Am laengsten dauert es in Leipzig mit bis zu 50 Monaten, gefolgt von Dresden (24 Monate) und Frankfurt (20 bis 30 Monate). In Stuttgart und dem Rest Baden-Wuerttembergs muessen Antragsteller mit mindestens 18 Monaten rechnen.
Offizielle Schaetzungen taeuschen
"Es gibt derzeit kaum eine Behoerde, die sich als zuverlaessig schnell hervorhebt", erklaerte Migrando-Sprecherin Christin Schneider gegenueber The Local. Das Problem geht ueber die reinen Wartezeiten hinaus. Duesseldorf und Leipzig nannten Antragstellern anfangs eine geschaetzte Bearbeitungsdauer von neun Monaten. Die tatsaechliche Dauer lag deutlich darueber.
Die Migrando-Daten basieren nicht auf Behoerdenstatistiken, sondern auf realen Erfahrungswerten von Mandanten und Nutzern in sozialen Netzwerken. Das macht sie naeher an der gelebten Realitaet als jede offizielle Prognose.
Was tun bei ueberlanger Wartezeit?
Wer unangemessen lange wartet, kann eine Untaetigkeitsklage beim Verwaltungsgericht einreichen. Damit klagt man gegen die Behoerde wegen Nichtbearbeitung des Antrags. Diese Klage garantiert kein sofortiges Ergebnis, erzeugt aber rechtlichen Druck und kann das Verfahren beschleunigen. Viele Fachanwaelte fuer Migrationsrecht empfehlen diesen Schritt nach zwoelf Monaten ohne klare Rueckmeldung.

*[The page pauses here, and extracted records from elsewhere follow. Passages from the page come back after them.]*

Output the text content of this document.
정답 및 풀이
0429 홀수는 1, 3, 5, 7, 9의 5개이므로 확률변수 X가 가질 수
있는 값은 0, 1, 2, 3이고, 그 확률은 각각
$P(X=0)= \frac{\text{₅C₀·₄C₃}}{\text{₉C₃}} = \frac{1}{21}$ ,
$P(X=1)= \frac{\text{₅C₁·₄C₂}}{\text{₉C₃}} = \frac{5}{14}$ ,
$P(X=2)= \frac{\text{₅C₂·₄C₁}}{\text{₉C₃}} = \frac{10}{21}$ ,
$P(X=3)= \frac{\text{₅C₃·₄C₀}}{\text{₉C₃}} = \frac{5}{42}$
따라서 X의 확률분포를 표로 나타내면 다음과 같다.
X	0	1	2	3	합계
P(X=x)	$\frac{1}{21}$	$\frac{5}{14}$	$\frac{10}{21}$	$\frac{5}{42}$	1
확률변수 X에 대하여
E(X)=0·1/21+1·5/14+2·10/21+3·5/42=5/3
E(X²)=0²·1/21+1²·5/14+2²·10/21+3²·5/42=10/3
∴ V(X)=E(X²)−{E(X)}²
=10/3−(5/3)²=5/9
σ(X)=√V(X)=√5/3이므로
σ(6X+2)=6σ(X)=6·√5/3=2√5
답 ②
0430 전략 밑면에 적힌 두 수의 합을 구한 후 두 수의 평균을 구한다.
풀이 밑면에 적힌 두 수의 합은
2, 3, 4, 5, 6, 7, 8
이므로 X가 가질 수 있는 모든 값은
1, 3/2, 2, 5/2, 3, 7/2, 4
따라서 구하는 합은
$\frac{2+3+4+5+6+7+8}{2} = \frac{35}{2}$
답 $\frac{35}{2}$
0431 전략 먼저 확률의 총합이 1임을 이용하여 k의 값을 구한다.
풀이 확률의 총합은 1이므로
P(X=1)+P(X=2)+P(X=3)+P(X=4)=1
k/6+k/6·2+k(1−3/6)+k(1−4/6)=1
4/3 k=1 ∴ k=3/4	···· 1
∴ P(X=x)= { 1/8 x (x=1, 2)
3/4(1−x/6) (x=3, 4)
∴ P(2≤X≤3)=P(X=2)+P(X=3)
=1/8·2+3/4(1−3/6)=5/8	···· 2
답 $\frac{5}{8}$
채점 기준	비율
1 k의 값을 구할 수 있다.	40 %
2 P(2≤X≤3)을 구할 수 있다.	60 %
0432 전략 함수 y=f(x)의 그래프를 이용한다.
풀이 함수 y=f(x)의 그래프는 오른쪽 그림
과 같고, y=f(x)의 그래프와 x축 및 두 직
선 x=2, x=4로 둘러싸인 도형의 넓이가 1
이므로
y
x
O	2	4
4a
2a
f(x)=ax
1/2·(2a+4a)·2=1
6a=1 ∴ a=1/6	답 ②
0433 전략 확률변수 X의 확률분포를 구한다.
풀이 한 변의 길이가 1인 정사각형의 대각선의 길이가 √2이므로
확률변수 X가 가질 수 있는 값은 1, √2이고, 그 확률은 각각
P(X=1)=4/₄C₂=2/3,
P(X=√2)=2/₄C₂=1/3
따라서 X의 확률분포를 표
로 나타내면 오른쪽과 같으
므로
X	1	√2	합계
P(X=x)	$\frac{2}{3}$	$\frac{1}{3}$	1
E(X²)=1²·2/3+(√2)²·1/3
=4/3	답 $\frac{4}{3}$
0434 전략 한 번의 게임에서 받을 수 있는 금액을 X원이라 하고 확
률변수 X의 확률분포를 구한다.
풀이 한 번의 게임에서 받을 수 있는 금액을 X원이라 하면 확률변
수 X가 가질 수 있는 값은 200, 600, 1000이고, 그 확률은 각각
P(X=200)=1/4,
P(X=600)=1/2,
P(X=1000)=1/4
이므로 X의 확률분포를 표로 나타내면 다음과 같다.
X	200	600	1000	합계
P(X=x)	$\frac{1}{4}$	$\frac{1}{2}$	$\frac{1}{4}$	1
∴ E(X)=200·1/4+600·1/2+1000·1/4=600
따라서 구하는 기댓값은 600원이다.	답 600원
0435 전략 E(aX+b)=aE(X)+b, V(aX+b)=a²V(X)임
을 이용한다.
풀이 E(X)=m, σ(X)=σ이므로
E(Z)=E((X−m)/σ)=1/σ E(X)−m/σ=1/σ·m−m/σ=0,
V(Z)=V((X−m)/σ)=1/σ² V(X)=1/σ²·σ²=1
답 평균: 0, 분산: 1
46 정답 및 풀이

Praktische Tipps: Reichen Sie Ihren Antrag nur mit vollstaendigen Unterlagen ein. Jede Nachreichung verzoegert den Prozess erheblich. Dokumentieren Sie jede Kommunikation mit der Einbuergerungsbehoerde schriftlich. Und wer in einer Stadt mit extremen Wartezeiten lebt und flexibel ist, sollte einen Umzug in eine schnellere Kommune ernsthaft in Betracht ziehen. Der Unterschied kann Jahre betragen.